Connectivity Craved, Consequences Unfolding
Today, technology isn’t just trickling in—it’s a demand. Two villages already have internet access, with residents glued to screens late into the night. "We want Starlink," insists Txitxopi, Xuxu’s brother, explaining that phones are essential for tracking family members hospitalized in distant cities. Solar panels power devices, reducing reliance on sporadic generator fuel. Yet this connectivity breeds unintended fallout. Luisa Suriani, a teacher in the villages, observes youth abandoning hunting and farming: "They are naturally fascinated with everything that comes from outside." Health impacts are dire: four infants died in the past year from flu, pneumonia, and diarrhoea—diseases their immune systems lack the "memory" to combat, according to Dr. Lucas Albertoni, Brazil’s chief official for contacted peoples. He notes a troubling reversal: "I have to convince them of all the negative consequences of trips to the city," where exposure risks soar.

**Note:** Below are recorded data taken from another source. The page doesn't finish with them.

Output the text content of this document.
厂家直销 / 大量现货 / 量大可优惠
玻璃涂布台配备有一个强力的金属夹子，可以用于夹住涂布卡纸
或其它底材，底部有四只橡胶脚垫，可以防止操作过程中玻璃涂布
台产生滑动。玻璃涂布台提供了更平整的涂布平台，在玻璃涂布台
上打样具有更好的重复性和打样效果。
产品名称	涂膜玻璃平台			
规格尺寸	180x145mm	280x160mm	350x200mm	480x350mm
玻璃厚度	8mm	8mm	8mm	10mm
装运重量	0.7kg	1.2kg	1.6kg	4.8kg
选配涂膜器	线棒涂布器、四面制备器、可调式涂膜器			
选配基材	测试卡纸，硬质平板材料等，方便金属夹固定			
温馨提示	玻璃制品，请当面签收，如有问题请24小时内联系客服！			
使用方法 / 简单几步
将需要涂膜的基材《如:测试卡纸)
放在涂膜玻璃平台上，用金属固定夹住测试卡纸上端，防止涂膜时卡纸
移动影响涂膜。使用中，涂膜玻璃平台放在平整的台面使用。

The Tightrope of Tech Integration
The Korubo’s embrace of modernity highlights a broader dilemma. While access to healthcare and communication offers lifelines, it erodes autonomy. Funai, Brazil’s Indigenous agency, once regulated goods to "essentials," but the Korubo now define needs expansively—buying biscuits, pasta, and drones. Seatvo, the first Korubo to live in Tabatinga, wears jeans and sunglasses while pursuing army or teaching jobs, symbolizing irreversible cultural drift. Suriani cautions against romanticizing their past: "Korubo day-to-day life is completely vibrant," with traditions like washing infants or brewing tatxi bark drink persisting. But even she acknowledges the strain: game scarcity forces villages to stay put, tethered by their new gadgets.
Possuelo, now 84, offers a stark warning: "The post-contact suffering is very great. They fall into dependency on those who formerly killed them." For tech leaders, this underscores a chilling reality: connectivity can empower but also enslave. As uncontacted groups dwindle globally, the Korubo’s story is a blueprint—or a cautionary tale—for balancing innovation with irreplaceable cultural integrity.